Did you know that if you do 50 jumping jacks, 5 push ups,
20 crunches, 30 mountain climbers, and a thirty second plank hold before EACH
SHOWER, that you will lose 10 pounds of belly fat and gain a perfect six pack?
And did you know you can turn a tablecloth from Target into a really awesome
rug? AND did you know that you can bake a pan of blueberry oatmeal that will
taste JUST as good on day six as on day ONE? And did you know that a little
Elmer’s glue, a little Mod Podge, and a dash of glitter will turn you into Nate
freaking Berkus… but hopefully with less leg hair.
I am convinced that somewhere in this great big world
there is a little room, and in that room is a bitter little woman with
nothing but a laptop and an endless
supply of coffee, posting and reposting thousands of ways that women can
torture themselves for not being PP- Pinterest Perfect.
Pinterest is an evil bitch.
That's right, be jealous of my t-shirt scarf and trendy glitter/paint glass ornament. |
I know of what I speak. How many nights have I,
stooped in boredom, decided to just “take a glance”, just an itsy-bitsy glance
at Pinterest, something to while away a few minutes while I wait for the dog to
finish doing it’s nightly deed. Suddenly it’s 3am, the dog is pissed as hell
out on the deck, and I’m twitching out as I pin yet another recipe I’ll never
make or “upcycle” that will languish unfinished in my garage. I’m salivating
over delectable baked goods I’ll never find the time to make, adorable treats that will never be decorated
(no matter how “super simple!” it is to turn a Milano cookie into a sheep).
It’s such a love/hate relationship, that Pinterest thing.

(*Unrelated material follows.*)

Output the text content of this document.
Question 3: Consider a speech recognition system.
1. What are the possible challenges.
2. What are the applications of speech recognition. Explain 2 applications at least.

Everything looks so easy! So simple! And so ECONOMICAL! Hit the thrift store
and turn this busted down frame and handful of Jock Jams CDs into a
wedding-worthy frame! A bottle of glue and two drops of food color will turn
ordinary glass into delicate artwork! Crayons and a hairdryer? GENIUS! And
glitter… my GOD THE GLITTER.
Contagion: Craft Room Nothing spreads like GLITTER.... |
(whomever said glitter was the herpes of the artwork
really did herpes a grave disservice. This crap is everywhere and I can’t get
rid of it. Glitter on silverware? Really? What the HELL was I thinking? Who let me on the computer past
two am again?)
When reality hits me I see Pinterest for what it is… a way
to share ideas we’ll never follow up on, a way to pretend we have spare time
and extra craftiness in our lives when, in reality, we’re lucky to take the
time to match socks from the laundry. It’s the concept, the idea, the dream that
somewhere there is a woman dressed in a perfectly matching palette, wearing her
t-shirt fringe scarf lovingly crafted from one of her husband’s old upcycled
vintage tees, her hair in a perfect fishbone braid she learned off a blog page,
effortlessly planning two months worth of meals on a $50 budget (with heavy
crock pot usage, natch) while redecorating her palatial home on a budget
comprised of the spare change she found underneath her newly reupholstered sofa….
How does this HAPPEN? I think I have glitter in my EARS. |
And maybe, just a little, we hope that this shows us the way- not necessarily for the perfect home, or the perfect marriage, or the perfect life (though hey, we aren't arguing if that's a byproduct)... but that somehow we can figure out just exactly how we can squeeze 30 hours worth of needs into a 24 hour day. Surely these scarf making, cupcake baking, canvas painting people know the secret, right? So even as we waste precious hours clicking and pinning and oohing and ahhhing, hours we don't really have... we can't stop. Somewhere in those pins likes The Answer, like a bedazzled Ark of the Convenant.
Not that it will matter if we do figure it out, though. We’ll be too busy cleaning up all of this damned glitter. What the HELL?